En sus momentos de mayor irritación y cuanto era difícil contenerlo, un solo grito del Sargento Carmen lo hacía humillar como una criatura.

Aquellos dos seres se amaban con idolatría profunda: ella dividía su vida entre el servicio y el hijo, y él no tenía mayor encanto que las horas tranquilas que pasaba en el toldo de la madre.



En aquella marcha, como siempre, el sargento iba al lado del cabo Ledesma, acariciándolo y alcanzándole un mate que cebaba de a caballo, a cuyo efecto no saltaba nunca al mancarrón sin llevar la pava de agua caliente.

Todo estaba tranquilo y el piquete marchaba fiado en aquella tranquilidad del campo que indicaba no haber gente en las cercanías.

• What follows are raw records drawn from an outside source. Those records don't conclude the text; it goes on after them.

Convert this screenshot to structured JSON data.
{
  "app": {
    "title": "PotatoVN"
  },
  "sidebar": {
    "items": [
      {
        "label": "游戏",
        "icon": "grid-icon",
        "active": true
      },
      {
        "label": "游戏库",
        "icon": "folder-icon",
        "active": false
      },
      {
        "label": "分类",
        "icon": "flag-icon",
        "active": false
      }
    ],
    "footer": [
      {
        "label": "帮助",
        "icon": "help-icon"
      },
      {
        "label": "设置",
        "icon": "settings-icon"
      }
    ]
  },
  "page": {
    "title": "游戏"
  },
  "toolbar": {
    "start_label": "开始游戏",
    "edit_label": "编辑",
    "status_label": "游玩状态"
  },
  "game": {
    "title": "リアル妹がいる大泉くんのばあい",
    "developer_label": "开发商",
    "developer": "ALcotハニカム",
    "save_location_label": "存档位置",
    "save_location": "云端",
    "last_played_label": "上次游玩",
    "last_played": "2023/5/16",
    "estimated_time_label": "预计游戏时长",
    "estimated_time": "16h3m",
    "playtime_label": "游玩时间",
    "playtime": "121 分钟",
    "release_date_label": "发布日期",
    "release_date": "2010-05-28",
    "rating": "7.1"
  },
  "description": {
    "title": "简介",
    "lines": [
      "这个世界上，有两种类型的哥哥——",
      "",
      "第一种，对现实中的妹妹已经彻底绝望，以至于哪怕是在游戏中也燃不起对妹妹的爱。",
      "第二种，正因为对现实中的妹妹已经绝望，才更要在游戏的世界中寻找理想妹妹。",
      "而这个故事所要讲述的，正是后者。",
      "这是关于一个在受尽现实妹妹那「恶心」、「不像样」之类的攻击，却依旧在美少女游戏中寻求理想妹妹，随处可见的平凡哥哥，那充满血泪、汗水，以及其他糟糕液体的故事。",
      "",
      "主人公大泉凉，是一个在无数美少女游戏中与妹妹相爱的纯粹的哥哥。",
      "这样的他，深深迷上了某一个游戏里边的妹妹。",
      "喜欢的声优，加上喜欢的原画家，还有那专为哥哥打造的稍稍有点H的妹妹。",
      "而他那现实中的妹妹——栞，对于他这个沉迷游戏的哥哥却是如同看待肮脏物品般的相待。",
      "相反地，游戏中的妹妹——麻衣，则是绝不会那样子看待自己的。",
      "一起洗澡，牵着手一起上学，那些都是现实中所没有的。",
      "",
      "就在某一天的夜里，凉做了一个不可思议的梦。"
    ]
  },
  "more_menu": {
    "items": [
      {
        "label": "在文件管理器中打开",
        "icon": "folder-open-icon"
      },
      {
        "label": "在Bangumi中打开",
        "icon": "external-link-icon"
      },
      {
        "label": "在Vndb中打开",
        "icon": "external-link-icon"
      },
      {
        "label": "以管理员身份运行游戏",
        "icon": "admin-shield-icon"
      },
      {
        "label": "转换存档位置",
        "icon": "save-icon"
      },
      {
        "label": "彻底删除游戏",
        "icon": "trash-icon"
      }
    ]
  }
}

Al bajar un médano de los muchos que hay por aquellos parajes, se sintió un inmenso alarido, y el piquete se vio envuelto por un grupo de más de cien indios, que sin dar tiempo a nada cargaron sobre los soldados con salvaje brío.

Acababan de caer en una emboscada hábilmente tendida.

Soldados viejos y aguerridos, pronto volvieron del primer asombro, y bajo las puntas de las lanzas que evitaban como podían, obedecieron la voz del oficial, que les mandaba echar pie a tierra y cargar las carabinas.

El momento era solemne; casi todos los soldados habían sido heridos más o menos levemente, cuando sonaron los primeros tiros.

El piquete había formado un grupo compacto en disposición de poder atender a todos lados, y hacían un fuego graneado que algo contuvo en el principio a los indios. Pero comprendiendo que esto era su pérdida irremisible, mientras más tiempo se sostuvieran los soldados, cargaron con terrible violencia.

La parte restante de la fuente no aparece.